Flying High on Air Freelandia

Voyages around this shrunken planet are not all they are cut out to be. "The friendly skies" are anything but nowadays, as people claw for dwindling seats on jets, ticket prices soar, and the plastic fantastic atmosphere on board commercial airliners distinctly resembles that of a swingles bar.

An alternative to this needless American madness emerged last August in the form of a legitimate and remarkably inexpensive air travel club called Freelandia. Started from the personal pocket of a longhaired ex-Wall Street millionaire, the California-based club donates its profits to charity, serves organic foods, offers bargain-priced crosscountry and trans-Atlantic flights, and promises a safe landing.

After paying an initial $25 membership fee, Freelandians can fly from Newark, N.J., to Los Angeles for $87, about $90 less than a coach seat on a commercial airliner. Flying Freelandia roundtrip from Newark to Miami, Fla., saves members about $70; to New Orleans, La., $74; and to Hawaii, $212.

Freelandia flies several times monthly to Acapulco, Chicago, Brussels, San Francisco, and Mazatlan, among other cities. A spring flight involving Boston is also planned.

Yellow DC 8 and you may end up showing home movies of the flight. "It's an incredible party," said one member from San Diego, Calif. "I always arrive knowing everyone on the plane, and last time I flew east a couple of people started in with guitars and bongos and everybody danced all over the plane. It's hard to believe that someone has finally done something like this. Once in L.A. I waited a week to get a flight on Freelandia, 'cause once you fly this way, it's really hard to put up with the bullshit of other airlines."

The atmosphere on board Freelandia's jet is similar to that of a tribal celebration. Vegetarian meals, organic breads, homemade soups, cheeses, and wines and beers are served which go down and out immeasurably better than the cellophane-wrapped, insignia stamped Salisbury steaks of the more constipated commercial airlines.

During flights, passengers wander up and down the aisles talking, drinking and listening to piped-in rock music; Pong machines, backgammon and chess boards, and a giant denim pillow are strewn about the plane, which has no class sections. Stewardesses and stewards, who walk and talk like real people, wear ultra-violet Flash Gordon-type outfits and berets with the black and white Freelandia insignia of an open hand. What's more, they remain in their original clothes throughout the flight, thus eliminating those strange airborne fashion shows.

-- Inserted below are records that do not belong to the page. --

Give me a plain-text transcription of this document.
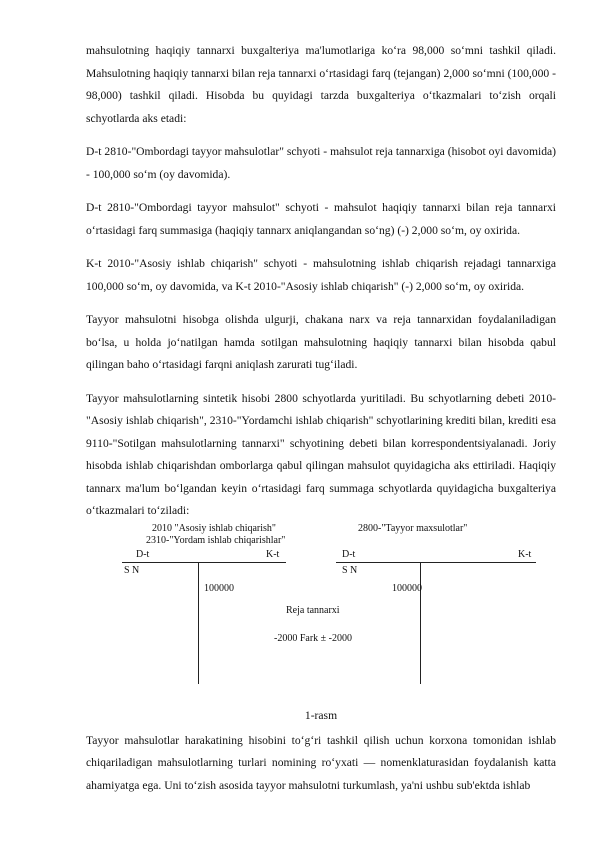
mahsulotning haqiqiy tannarxi buxgalteriya ma'lumotlariga ko‘ra 98,000 so‘mni tashkil qiladi. Mahsulotning haqiqiy tannarxi bilan reja tannarxi o‘rtasidagi farq (tejangan) 2,000 so‘mni (100,000 - 98,000) tashkil qiladi. Hisobda bu quyidagi tarzda buxgalteriya o‘tkazmalari to‘zish orqali schyotlarda aks etadi:

D-t 2810-"Ombordagi tayyor mahsulotlar" schyoti - mahsulot reja tannarxiga (hisobot oyi davomida) - 100,000 so‘m (oy davomida).

D-t 2810-"Ombordagi tayyor mahsulot" schyoti - mahsulot haqiqiy tannarxi bilan reja tannarxi o‘rtasidagi farq summasiga (haqiqiy tannarx aniqlangandan so‘ng) (-) 2,000 so‘m, oy oxirida.

K-t 2010-"Asosiy ishlab chiqarish" schyoti - mahsulotning ishlab chiqarish rejadagi tannarxiga 100,000 so‘m, oy davomida, va K-t 2010-"Asosiy ishlab chiqarish" (-) 2,000 so‘m, oy oxirida.

Tayyor mahsulotni hisobga olishda ulgurji, chakana narx va reja tannarxidan foydalaniladigan bo‘lsa, u holda jo‘natilgan hamda sotilgan mahsulotning haqiqiy tannarxi bilan hisobda qabul qilingan baho o‘rtasidagi farqni aniqlash zarurati tug‘iladi.

Tayyor mahsulotlarning sintetik hisobi 2800 schyotlarda yuritiladi. Bu schyotlarning debeti 2010-"Asosiy ishlab chiqarish", 2310-"Yordamchi ishlab chiqarish" schyotlarining krediti bilan, krediti esa 9110-"Sotilgan mahsulotlarning tannarxi" schyotining debeti bilan korrespondentsiyalanadi. Joriy hisobda ishlab chiqarishdan omborlarga qabul qilingan mahsulot quyidagicha aks ettiriladi. Haqiqiy tannarx ma'lum bo‘lgandan keyin o‘rtasidagi farq summaga schyotlarda quyidagicha buxgalteriya o‘tkazmalari to‘ziladi:

2010 "Asosiy ishlab chiqarish"
2310-"Yordam ishlab chiqarishlar"
2800-"Tayyor maxsulotlar"
D-t	K-t
S N
100000
D-t	K-t
S N
100000
Reja tannarxi
-2000 Fark ± -2000
1-rasm

Tayyor mahsulotlar harakatining hisobini to‘g‘ri tashkil qilish uchun korxona tomonidan ishlab chiqariladigan mahsulotlarning turlari nomining ro‘yxati — nomenklaturasidan foydalanish katta ahamiyatga ega. Uni to‘zish asosida tayyor mahsulotni turkumlash, ya'ni ushbu sub'ektda ishlab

Freelandia's founder, is 30-year-old Kenneth Moss, a resurrected middle-class kid from Long Island and two-time dropout at Syracuse U. And self-made millionaire at age 26. Moss bought stocks in disposable thermometers after he left Syracuse and rode the crest of one of the wildest, wealthiest stock market waves in history.

After pocketing several million, he cleared out shortly before the decline, spurred by the sagacity of his three-year-old niece. Moss was spending his days on the telephones in his $850-a-month Park Ave. apartment, or gliding around New York in his Rolls Royce. One day his niece cornered him and snapped, "talking, talking, talking, but you're never DOING anything."

He figured she was right. He sold out, put his money in a bank, and went to Spain to be a holy man. That didn't take, so he bummed barefoot around the world for several years in counterculture style, and then settled down in California with a 21-year-old women named Darcy Flynn.

Moss hit upon the Freelandia idea one rainy night while sitting in his cottage in Malibu. With Flynn, who is now his co-partner, he mused on the pleasures of Bali and how great it would be to go. Well, with millions in the bank and a lot of other people who wouldn't mind going along, why not?

The idea took hold, and Moss and Flynn spent a year and $1.5 million in a mind-mangling fight to get a plane, a license to operate from the Federal Aviation Administration (FAA), and landing rights at major airports.

A newcomer to the intricacies of buying a jet, Moss was swindled out of $45,000, spent another $125,000 on a jet that turned out to be a dud, invested $400,000 in cash, and finally bought a six-year-old DC 8 from National Airlines for $750,000.

Moss cut his hair to avoid a hippy image, and scrapped the original name of "Air Liberation" which he thought would sound too political. "Freelandia" was adopted, inspired by the mythical land of Fredonia in the Marx Brothers' movie "Duck Soup."

Freelandia received its license to operate from the FAA on August 7, 1973. Because it is an air club and not an airline, Freelandia is not subject to the Civil Aeronautics Board's now-skyrocketing uniform commercial rates. Hence the bargain.